Ve esefâ ki felaket bununla kalmıyor, benim enîse-i ruhum olan zevat da birer birer zevale yüz tutuyor. Öyle hazin bir tarzda âfil oluyor ki artık kendileriyle bu mâtem-hâne-i fânide bir daha mülakat etmek mümkün olamayacak.
Kemal-i yas ile şahidi olduğum bu feci hadiseler bir gün benim de karîn-i zeval olacağımı, birden bire sönüp gideceğimi beliğ bir lisan ile bana ifhâm edip duruyor.
Artık şu bekadan mahrum, fenaya mahkum olan âlem, bu kadar tâkat-fersâ şuûn-ı hayatiyyeye karşı için için ağlayan garip ruhumu nasıl bihakkın neşe-yab edebilir? Şu müteheyyiç ruhumun kudsî ebediyete müteveccih olan arzularını nasıl tatmine kafi olabilir?
Fakat emin olunuz ki, ben kendimi şu fani âlemde bihakkın mesut görmemekle beraber vicdanen münşerihim, hem de son derece münşerihim. Çünkü benim ruhum, ebedi bir hayatın, rehin-i üfûl olmayan bir cihan-nur-ı enverin mevcudiyetine kanidir. Benim vicdanımı lebriz-i feyz eden bu nezih kanaat ise hiss-i diyanetten başka değildir, bu nezih kanaat, şu mümkinatı kudret-i ezeliyyesiyle ibdâʿ eden bir vacibu’l-vücudun eser-i ilhamıdır. Bir vacibu’l-vücud ki onun her kevne iştibahtan münezzeh olan mevcudiyeti, onun azamet ve kudreti tasdik edildikçe bu mümkinatın vücudunu izah kâbil olmaz. O vacibu’l-vücud hazretleridir ki vücud ile ademe nispeti mütesavi bulunan bu silsile-i mümkinatın vücudunu ademine tercih etmiş, bu mecmua-i hâdisatın zi-şuur bir cüzü olan insanlara hiss-i diyanetle meftur olarak saha-i şuhûda getirip kendi varlığını onlara ilham etmiştir.
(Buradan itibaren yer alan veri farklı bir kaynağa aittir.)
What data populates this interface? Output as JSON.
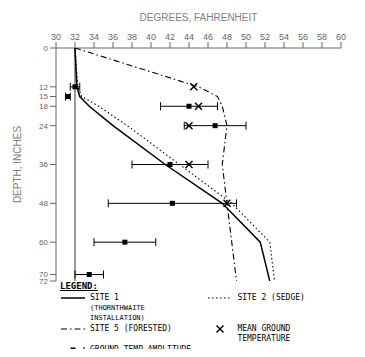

Artık fıtrat-ı selimesini muhafazaya muvaffak olan insanların ruhlarını bu ilham-ı rabbânînin tecelli-yi ezelîsinden tecrid etmek imkanı mutasavvar değildir. Bu babda vuku bulacak her türlü mülhidâne mesai akamete mahkumdur.
فِطْرَةَ اللهِ الَّتِي فَطَرَ النَّاسَ عَلَيْهَا لَا تَبْدِيلَ لِخَلْقِ اللهِ
İşte beşeriyete tesliyet-bahş olan, beşeriyetin inşirah-ı vicdanını bihakkın temin eden, beşeriyet için her türlü mezâhim-i hayatiyyeyi teshil ederek saadet-i hakikiyye kapılarını açan bu fıtrat-ı selîmedir.
Elgıbta! Fıtrat-ı selîmesini hüsn-i muhafazaya muvaffak olarak ilhâmât-ı diniyyeden müstefîz olanlara.
Yazıklar olsun! Fıtrat-ı selîmesini tebdile çalışarak vadi-yi küfür ve ilhâda düşenlere.